Vegetable Rice with Cilantro Chutney
- 1 bunch of fresh cilantro
- 4 tsp. freshly ground coconut
- 1 tsp. ginger-garlic paste
- 3-4 hot green chillies
- 1 tsp. of cumin seeds
- 1 tsp. salt
- 2 tsp. sugar
- 1 green mango
- juice from 1 or 2 limes
- 1 ½ cup of white rice
- 2 Tbsp. vegetable oil
- ½ tsp. mustard seeds
- ½ tsp. cumin seeds
- 5-6 curry leaves (optional)
- 1 medium sized onion, chopped
- Salt to taste
- ¼ cup green peas
- 2 carrots cut into small bits
- ¼ tsp. ground turmeric
- Chopped fresh cilantro for garnish
Cilantro Chutney Ingredients:
Making Cilantro Chutney:
Wash and roughly chop the cilantro leaves. Put the chopped leaves, ground coconut, ginger garlic paste, green chillies and cumin seed in a blender or food processor.

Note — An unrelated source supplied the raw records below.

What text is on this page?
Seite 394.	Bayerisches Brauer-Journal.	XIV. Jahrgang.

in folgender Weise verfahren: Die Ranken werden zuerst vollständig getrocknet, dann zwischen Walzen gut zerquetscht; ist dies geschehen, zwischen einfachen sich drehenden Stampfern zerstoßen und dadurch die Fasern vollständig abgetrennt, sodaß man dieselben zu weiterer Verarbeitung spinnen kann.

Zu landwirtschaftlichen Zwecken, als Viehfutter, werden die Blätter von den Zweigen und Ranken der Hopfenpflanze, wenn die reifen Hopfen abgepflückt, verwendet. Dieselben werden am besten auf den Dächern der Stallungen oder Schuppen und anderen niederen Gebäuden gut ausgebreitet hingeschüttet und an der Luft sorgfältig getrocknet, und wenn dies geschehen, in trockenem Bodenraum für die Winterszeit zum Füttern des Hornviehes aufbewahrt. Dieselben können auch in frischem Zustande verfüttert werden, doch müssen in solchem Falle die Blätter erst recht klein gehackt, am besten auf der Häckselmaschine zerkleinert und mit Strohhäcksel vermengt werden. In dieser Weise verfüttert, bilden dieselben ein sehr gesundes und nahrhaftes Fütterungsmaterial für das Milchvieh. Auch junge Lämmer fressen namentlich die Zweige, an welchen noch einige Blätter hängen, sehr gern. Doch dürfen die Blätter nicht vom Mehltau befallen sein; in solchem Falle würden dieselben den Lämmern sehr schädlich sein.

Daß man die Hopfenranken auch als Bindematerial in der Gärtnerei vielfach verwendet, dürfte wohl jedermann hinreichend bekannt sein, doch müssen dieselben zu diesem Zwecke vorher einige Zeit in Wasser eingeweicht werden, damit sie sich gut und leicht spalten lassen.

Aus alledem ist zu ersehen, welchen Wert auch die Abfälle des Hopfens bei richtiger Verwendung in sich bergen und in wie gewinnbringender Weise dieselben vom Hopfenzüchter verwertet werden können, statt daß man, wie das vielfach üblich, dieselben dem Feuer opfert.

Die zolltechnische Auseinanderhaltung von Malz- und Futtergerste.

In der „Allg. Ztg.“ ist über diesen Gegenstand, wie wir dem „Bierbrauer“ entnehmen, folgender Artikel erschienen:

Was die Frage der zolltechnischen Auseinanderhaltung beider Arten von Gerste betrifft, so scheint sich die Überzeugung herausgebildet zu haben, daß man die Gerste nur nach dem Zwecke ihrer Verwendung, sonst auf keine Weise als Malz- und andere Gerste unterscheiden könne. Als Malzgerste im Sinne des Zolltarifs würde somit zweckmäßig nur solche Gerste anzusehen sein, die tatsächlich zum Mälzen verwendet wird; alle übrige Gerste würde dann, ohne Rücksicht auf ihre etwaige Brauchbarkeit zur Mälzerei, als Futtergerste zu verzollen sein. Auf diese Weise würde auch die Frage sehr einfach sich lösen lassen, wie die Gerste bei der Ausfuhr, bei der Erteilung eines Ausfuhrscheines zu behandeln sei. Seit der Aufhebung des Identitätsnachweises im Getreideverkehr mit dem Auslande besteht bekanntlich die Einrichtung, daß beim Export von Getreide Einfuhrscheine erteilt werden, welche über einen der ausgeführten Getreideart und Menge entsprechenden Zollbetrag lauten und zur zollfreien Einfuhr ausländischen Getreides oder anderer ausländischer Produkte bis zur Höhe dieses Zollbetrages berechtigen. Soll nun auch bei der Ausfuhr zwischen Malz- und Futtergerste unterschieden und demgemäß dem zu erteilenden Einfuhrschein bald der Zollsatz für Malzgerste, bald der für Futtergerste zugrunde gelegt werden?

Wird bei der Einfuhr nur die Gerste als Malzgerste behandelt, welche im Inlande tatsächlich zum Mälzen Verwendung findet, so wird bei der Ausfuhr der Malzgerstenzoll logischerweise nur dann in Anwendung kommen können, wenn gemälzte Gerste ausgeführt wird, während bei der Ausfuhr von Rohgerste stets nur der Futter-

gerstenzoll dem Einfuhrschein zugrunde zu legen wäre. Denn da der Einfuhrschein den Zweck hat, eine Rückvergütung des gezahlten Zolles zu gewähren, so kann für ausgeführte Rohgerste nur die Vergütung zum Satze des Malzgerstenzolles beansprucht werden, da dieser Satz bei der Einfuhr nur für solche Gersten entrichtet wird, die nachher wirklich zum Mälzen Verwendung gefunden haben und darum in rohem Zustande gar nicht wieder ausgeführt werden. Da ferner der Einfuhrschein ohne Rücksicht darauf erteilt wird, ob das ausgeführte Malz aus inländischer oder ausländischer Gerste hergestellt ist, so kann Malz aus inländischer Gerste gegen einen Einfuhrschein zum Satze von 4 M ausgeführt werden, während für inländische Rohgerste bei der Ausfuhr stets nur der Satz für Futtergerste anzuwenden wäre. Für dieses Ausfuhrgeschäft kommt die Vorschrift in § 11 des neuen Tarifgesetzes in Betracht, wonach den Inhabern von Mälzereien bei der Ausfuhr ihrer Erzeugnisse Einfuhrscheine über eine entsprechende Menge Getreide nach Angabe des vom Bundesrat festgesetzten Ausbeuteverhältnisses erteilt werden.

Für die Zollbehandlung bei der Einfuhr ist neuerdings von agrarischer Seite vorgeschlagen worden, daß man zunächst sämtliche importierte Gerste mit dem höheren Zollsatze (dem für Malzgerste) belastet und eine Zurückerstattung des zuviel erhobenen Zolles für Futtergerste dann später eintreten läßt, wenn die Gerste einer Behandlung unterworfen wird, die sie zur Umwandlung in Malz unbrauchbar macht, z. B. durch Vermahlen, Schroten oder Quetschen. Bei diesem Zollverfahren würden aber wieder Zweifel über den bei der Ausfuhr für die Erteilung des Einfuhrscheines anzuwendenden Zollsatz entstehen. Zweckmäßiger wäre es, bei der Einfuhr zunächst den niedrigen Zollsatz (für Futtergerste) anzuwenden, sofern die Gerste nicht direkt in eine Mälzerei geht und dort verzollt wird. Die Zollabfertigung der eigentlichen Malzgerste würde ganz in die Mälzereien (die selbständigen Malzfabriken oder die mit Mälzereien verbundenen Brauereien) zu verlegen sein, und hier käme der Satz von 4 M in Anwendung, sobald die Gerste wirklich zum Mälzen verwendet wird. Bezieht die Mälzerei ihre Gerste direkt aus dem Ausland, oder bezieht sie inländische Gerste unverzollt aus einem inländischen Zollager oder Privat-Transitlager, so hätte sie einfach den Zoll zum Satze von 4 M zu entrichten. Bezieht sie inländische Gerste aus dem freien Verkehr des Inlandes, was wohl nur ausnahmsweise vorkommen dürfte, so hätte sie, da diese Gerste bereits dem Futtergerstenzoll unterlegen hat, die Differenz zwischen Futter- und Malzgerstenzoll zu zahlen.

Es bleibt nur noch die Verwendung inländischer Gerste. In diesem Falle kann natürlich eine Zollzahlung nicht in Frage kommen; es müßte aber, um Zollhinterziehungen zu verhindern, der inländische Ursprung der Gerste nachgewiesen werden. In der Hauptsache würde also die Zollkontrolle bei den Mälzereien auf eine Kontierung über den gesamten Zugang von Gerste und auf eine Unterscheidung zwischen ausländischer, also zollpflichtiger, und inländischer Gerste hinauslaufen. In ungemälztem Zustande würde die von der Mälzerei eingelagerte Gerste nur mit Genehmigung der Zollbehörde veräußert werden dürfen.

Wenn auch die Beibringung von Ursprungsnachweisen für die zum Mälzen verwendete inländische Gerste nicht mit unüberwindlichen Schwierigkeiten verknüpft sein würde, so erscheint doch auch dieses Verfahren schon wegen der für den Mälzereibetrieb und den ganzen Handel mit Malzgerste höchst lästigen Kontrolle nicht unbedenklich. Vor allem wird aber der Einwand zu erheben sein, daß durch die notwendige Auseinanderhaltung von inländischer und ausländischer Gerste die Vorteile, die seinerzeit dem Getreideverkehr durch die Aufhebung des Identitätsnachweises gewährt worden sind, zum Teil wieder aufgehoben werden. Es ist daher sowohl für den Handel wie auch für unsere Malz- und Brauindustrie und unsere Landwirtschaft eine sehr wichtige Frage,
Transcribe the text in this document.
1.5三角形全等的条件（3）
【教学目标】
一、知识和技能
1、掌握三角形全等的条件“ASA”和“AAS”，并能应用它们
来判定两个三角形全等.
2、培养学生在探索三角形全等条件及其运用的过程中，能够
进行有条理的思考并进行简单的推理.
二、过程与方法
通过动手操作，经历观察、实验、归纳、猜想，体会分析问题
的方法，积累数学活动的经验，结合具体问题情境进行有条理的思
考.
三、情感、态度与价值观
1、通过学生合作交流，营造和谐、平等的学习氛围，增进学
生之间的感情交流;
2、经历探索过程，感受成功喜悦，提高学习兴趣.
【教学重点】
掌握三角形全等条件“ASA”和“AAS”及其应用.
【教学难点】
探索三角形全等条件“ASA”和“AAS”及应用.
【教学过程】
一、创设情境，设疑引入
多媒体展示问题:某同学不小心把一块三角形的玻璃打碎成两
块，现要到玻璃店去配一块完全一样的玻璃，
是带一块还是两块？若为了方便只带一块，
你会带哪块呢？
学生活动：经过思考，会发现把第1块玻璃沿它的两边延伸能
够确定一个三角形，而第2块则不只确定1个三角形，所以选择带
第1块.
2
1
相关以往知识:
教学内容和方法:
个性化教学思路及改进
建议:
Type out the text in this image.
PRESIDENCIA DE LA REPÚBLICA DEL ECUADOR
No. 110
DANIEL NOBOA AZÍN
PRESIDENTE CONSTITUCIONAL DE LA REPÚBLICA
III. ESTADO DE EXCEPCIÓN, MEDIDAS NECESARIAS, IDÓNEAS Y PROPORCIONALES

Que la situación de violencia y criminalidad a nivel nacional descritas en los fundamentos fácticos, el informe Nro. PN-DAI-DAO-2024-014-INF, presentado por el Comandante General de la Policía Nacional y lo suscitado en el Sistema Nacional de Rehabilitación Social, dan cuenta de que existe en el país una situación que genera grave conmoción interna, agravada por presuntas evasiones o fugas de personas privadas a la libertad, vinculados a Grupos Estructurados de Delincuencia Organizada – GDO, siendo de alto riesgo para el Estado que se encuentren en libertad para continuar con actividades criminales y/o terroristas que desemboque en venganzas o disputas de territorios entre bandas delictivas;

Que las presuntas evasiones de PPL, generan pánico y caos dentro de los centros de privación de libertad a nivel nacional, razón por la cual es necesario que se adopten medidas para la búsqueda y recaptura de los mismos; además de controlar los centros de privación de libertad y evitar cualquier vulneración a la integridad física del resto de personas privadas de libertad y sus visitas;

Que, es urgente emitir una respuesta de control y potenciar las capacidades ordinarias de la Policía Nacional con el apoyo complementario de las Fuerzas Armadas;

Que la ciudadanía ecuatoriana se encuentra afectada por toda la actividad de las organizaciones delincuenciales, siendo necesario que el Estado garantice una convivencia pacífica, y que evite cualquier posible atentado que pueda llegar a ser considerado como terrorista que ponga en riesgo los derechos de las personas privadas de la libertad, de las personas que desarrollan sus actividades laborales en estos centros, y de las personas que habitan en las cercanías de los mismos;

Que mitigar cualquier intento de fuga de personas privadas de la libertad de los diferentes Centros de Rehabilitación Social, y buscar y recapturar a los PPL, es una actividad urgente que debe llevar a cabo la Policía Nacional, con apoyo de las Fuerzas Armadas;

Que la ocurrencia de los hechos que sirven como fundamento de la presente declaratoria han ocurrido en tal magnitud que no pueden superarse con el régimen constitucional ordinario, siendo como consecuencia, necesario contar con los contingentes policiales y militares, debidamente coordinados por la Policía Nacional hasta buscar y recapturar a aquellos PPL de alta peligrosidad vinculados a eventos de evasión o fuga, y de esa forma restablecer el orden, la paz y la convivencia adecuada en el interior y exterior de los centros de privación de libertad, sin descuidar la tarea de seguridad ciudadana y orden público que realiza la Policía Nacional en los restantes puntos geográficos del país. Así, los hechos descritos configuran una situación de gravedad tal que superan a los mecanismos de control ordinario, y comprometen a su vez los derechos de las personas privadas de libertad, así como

Blend until you get a smooth paste. Add the salt, sugar and lime juice and mix well.
(If you are using raw green mango, peeled and cut it into small pieces and then add it into the food processor with the other ingredients before blending)
Vegetable Rice Ingredients:
Cooking Vegetable Rice:
Cook rice until done and set aside. In a heavy saucepan add 2 Tbsp. of oil over medium heat. Once the oil is heated add in the mustard seeds. When the mustard seeds begin to sputter stir in the cumin seeds and the curry leaves (Optional). Add chopped onion and stir for 2-3 minutes. Then add the peas and carrots followed by turmeric and some salt. Cover with a lid, reduce heat to low and let it cook for about 5 minutes. When cooked add the rice and mix thoroughly till rice is hot.
In a large serving dish layer the rice mixture with the cilantro chutney. Then garnish the top rice layer with the remaining minced fresh cilantro.